LH Arno Kompatscher stellt im Zusammenhang mit dem Silizumwerk Solland Silicon fest, dass bisher von Landesseite alle bisher nötigen Schritte mitgetragen wurden.

„Das Unternehmen aus Katar, das bei der Versteigerung der Solland Silicon in Sinich bei Meran als Gewinner hervorgegangen ist, hat seine Versprechen nicht eingehalten“, erklärt der Landeshauptmann.
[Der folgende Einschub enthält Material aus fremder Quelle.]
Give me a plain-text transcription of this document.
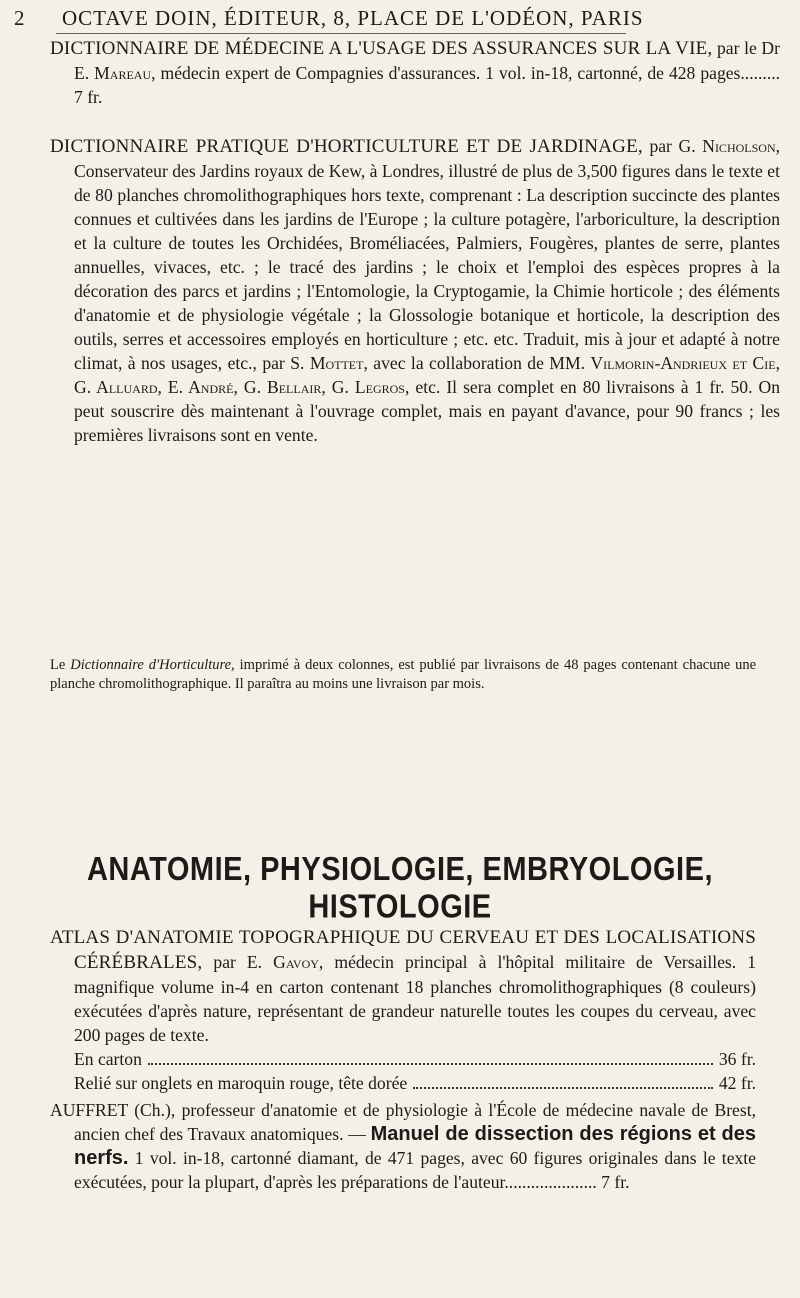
2 OCTAVE DOIN, ÉDITEUR, 8, PLACE DE L'ODÉON, PARIS
DICTIONNAIRE DE MÉDECINE A L'USAGE DES ASSURANCES SUR LA VIE, par le Dr E. Mareau, médecin expert de Compagnies d'assurances. 1 vol. in-18, cartonné, de 428 pages......... 7 fr.
DICTIONNAIRE PRATIQUE D'HORTICULTURE ET DE JARDINAGE, par G. Nicholson, Conservateur des Jardins royaux de Kew, à Londres, illustré de plus de 3,500 figures dans le texte et de 80 planches chromolithographiques hors texte, comprenant : La description succincte des plantes connues et cultivées dans les jardins de l'Europe ; la culture potagère, l'arboriculture, la description et la culture de toutes les Orchidées, Broméliacées, Palmiers, Fougères, plantes de serre, plantes annuelles, vivaces, etc. ; le tracé des jardins ; le choix et l'emploi des espèces propres à la décoration des parcs et jardins ; l'Entomologie, la Cryptogamie, la Chimie horticole ; des éléments d'anatomie et de physiologie végétale ; la Glossologie botanique et horticole, la description des outils, serres et accessoires employés en horticulture ; etc. etc. Traduit, mis à jour et adapté à notre climat, à nos usages, etc., par S. Mottet, avec la collaboration de MM. Vilmorin-Andrieux et Cie, G. Alluard, E. André, G. Bellair, G. Legros, etc. Il sera complet en 80 livraisons à 1 fr. 50. On peut souscrire dès maintenant à l'ouvrage complet, mais en payant d'avance, pour 90 francs ; les premières livraisons sont en vente.
Le Dictionnaire d'Horticulture, imprimé à deux colonnes, est publié par livraisons de 48 pages contenant chacune une planche chromolithographique. Il paraîtra au moins une livraison par mois.
ANATOMIE, PHYSIOLOGIE, EMBRYOLOGIE, HISTOLOGIE
ATLAS D'ANATOMIE TOPOGRAPHIQUE DU CERVEAU ET DES LOCALISATIONS CÉRÉBRALES, par E. Gavoy, médecin principal à l'hôpital militaire de Versailles. 1 magnifique volume in-4 en carton contenant 18 planches chromolithographiques (8 couleurs) exécutées d'après nature, représentant de grandeur naturelle toutes les coupes du cerveau, avec 200 pages de texte.
En carton	36 fr.
Relié sur onglets en maroquin rouge, tête dorée	42 fr.
AUFFRET (Ch.), professeur d'anatomie et de physiologie à l'École de médecine navale de Brest, ancien chef des Travaux anatomiques. — Manuel de dissection des régions et des nerfs. 1 vol. in-18, cartonné diamant, de 471 pages, avec 60 figures originales dans le texte exécutées, pour la plupart, d'après les préparations de l'auteur..................... 7 fr.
Wie bekannt, hatte Konkursrichterin Francesca Bortolotti am vergangenen Samstag eine Verlängerung der abgelaufenen Zahlungsfrist abgelehnt. Damit war das Kaufangebot der katarischen Interessenten verfallen.

In einem Schreiben an die Konkursrichterin hatten die Bieter, entgegen anderslautender Medienberichte, angegeben, die Kosten für die Aufrechterhaltung der Sicherheit im Monat der Verlängerungsfrist lediglich vorwegzunehmen, aber nicht vollständig zu übernehmen. Dies hätte bedeutet, dass das Land Südtirol weiterhin für die Sicherheitskostenaufkommen hätte müssen.

„Das Land hat aufgrund der dringenden Notwendigkeit in den vergangenen zweieinhalb Jahren die anfallenden Sicherheitskosten in Höhe von 20 Millionen Euro übernommen. Nachdem ein Käufer gefunden ist, muss dieser diese Ausgaben übernehmen, sie dürfen nicht weiter zu Lasten aller Steuerzahler gehen“, erklärt Kompatscher. Der Landeshauptmann erinnert zudem daran, dass im Fall des Sinicher Siliziumwerkes die Unternehmensgruppe aus Katar nicht die erste sei, die bereits gemachte Zusagen nicht einhält.

Die Landesregierung hat bereits Ende 2017 mit einer gesetzlichen Bestimmung (LG 3/2018, Art. 6) die vollständige Entleerung der Anlage bis zum 31. Oktober 2018 sowie die dadurch entstehenden Kosten vorgesehen.

Nach sechs leer ausgegangenen Versteigerungen haben sich Anfang 2018 das Ministerium für wirtschaftliche Entwicklung (MISE) sowie Minister Riccardo Fraccaro eingeschalten, um eine weitere Versteigerung zu erwirken. Dies wurde auch von den Gewerkschaften gefordert. „Die Konkursrichterin hat diesem Vorschlag zugestimmt und eine siebte Versteigerung durchgeführt, deren Ausgang uns allen bekannt ist. In der Zwischenzeit sind die vom Land getragenen Kosten weiter angestiegen, um die Sicherheit des Werkes und den Schutz der Bevölkerung weiterhin zu gewährleisten“, ergänzt Kompatscher.